Les forces irakiennes ont torturé et tué des villageois près de Mossoul, selon des rapports
Les forces gouvernementales irakiennes ont tué et torturé des civils au sud de Mossoul, ont annoncé jeudi des groupes de défense des droits de l'homme dans ce qui constitue la première accusation de violations présumées au cours de la campagne soutenue par les États-Unis pour reprendre la ville aux militants islamiques.
Amnesty International a déclaré que « jusqu'à six » personnes avaient été retrouvées mortes le mois dernier dans les sous-districts de Shura et de Qayyara – les six étaient soupçonnés par les forces de sécurité d’entretenir des liens avec le groupe ultra-extrémiste qui a saisi un tiers du territoire irakien en 2014.
« Des hommes portant un uniforme de la police fédérale ont commis plusieurs homicides illégaux, appréhendant puis tuant délibérément de sang-froid des habitants de villages au sud de Mossoul », a déclaré Lynn Maalouf, directrice adjointe de la recherche au bureau d'Amnesty à Beyrouth.
« Des hommes portant un uniforme de la police fédérale ont commis plusieurs homicides illégaux, appréhendant puis tuant délibérément de sang-froid des habitants de villages au sud de Mossoul »
- Lynn Maalouf, Human Rights Watch
Human Rights Watch (HRW) a pour sa part déclaré qu'au moins 37 hommes soupçonnés d'être affiliés à l'État islamique avaient été arrêtés par des forces irakiennes et kurdes à des points de contrôle, dans des villages, des centres de vérification des identités et des camps de déplacés autour de Mossoul et Hawija, plus au sud.
Des proches des disparus ont affirmé qu'ils ne savaient pas où la plupart d’entre eux étaient détenus et qu’ils n’avaient pas pu les contacter pendant leur détention, selon le rapport.
HRW a averti qu'une telle conduite « augmente considérablement le risque de violations supplémentaires », y compris la torture.
Un porte-parole du ministère de l'Intérieur a nié toute violation et déclaré que les forces irakiennes respectaient les droits de l'homme et le droit international. Un porte-parole de la police fédérale irakienne n'a pu être joint pour commenter ces rapports.

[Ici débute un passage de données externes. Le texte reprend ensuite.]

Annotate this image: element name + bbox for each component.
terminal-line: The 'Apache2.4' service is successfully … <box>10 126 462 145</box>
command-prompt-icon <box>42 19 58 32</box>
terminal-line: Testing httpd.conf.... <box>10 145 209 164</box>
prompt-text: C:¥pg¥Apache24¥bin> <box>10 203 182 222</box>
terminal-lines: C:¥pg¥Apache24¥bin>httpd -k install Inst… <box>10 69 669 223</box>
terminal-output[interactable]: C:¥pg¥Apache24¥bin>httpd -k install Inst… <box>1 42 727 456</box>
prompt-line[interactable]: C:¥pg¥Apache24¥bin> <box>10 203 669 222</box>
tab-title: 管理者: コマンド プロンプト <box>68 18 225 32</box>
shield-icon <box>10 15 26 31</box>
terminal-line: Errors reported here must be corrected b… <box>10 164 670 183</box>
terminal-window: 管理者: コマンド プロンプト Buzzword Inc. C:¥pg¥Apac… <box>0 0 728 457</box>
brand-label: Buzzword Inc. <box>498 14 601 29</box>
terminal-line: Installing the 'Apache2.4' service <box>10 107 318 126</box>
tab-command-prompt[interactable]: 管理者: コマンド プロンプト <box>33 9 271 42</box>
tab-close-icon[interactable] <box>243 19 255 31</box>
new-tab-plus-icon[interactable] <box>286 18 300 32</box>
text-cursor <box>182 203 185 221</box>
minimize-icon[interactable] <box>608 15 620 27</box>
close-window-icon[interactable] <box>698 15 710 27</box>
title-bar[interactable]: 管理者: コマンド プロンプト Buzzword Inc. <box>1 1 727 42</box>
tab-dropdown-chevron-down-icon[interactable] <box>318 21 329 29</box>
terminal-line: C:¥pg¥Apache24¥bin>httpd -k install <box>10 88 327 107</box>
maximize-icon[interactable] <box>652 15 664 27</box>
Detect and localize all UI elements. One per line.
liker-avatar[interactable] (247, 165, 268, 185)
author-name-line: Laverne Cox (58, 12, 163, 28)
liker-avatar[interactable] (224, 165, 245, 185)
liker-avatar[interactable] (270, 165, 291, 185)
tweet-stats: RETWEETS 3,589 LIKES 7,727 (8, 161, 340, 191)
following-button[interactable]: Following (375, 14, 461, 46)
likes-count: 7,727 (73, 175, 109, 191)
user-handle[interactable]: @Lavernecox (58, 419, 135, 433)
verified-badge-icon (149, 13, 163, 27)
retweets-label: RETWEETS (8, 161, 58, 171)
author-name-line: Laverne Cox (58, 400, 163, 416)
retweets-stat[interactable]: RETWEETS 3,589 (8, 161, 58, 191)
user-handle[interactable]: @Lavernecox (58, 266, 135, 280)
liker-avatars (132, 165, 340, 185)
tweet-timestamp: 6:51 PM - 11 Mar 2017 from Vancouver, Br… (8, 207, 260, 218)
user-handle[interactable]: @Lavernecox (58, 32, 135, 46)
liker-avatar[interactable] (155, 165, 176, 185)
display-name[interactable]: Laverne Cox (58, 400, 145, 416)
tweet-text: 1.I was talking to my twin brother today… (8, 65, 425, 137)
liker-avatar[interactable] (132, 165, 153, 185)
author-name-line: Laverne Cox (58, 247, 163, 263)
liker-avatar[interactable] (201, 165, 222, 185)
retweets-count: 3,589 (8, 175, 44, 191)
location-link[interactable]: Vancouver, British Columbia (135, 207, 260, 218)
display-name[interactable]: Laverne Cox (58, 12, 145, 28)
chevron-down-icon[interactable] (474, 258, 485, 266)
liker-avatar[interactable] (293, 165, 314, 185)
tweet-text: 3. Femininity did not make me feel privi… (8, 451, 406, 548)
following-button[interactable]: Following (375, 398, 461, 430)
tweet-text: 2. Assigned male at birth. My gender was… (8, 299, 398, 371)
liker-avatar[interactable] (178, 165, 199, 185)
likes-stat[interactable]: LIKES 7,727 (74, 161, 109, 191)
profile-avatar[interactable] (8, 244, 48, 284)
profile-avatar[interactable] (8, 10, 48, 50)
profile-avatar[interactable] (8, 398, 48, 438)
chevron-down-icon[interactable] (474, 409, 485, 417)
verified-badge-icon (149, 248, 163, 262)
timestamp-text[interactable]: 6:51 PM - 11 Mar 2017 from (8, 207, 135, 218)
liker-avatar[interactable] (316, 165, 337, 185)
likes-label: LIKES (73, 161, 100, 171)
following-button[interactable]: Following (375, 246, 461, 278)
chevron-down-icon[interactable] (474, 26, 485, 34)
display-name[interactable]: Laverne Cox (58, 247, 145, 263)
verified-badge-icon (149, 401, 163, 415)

Un porte-parole du Gouvernement régional du Kurdistan a nié le rapport de HRW, soutenant que les retards encourus pour informer les familles étaient limités et dus à un manque de ressources.
« Personne n'a été détenu dans des installations inconnues, ils sont gardés dans des installations identifiées », a déclaré Dindar Zebari.
L'opération de Mossoul, qui implique une alliance de 100 000 hommes, forces de sécurité, peshmergas kurdes et milices musulmanes chiites, et qui est soutenue par des frappes aériennes menées par les États-Unis, est entrée dans sa quatrième semaine mais n'a jusqu'à présent conquis qu'une zone limitée dans la ville.
Le rapport d'Amnesty International décrit plusieurs incidents survenus le 21 octobre ou aux alentours de cette date, au cours desquels des groupes distincts d'hommes ont été battus à l’aide de câbles et de crosses de fusil puis tués par balles. Le rapport cite le cas d’un homme décapité.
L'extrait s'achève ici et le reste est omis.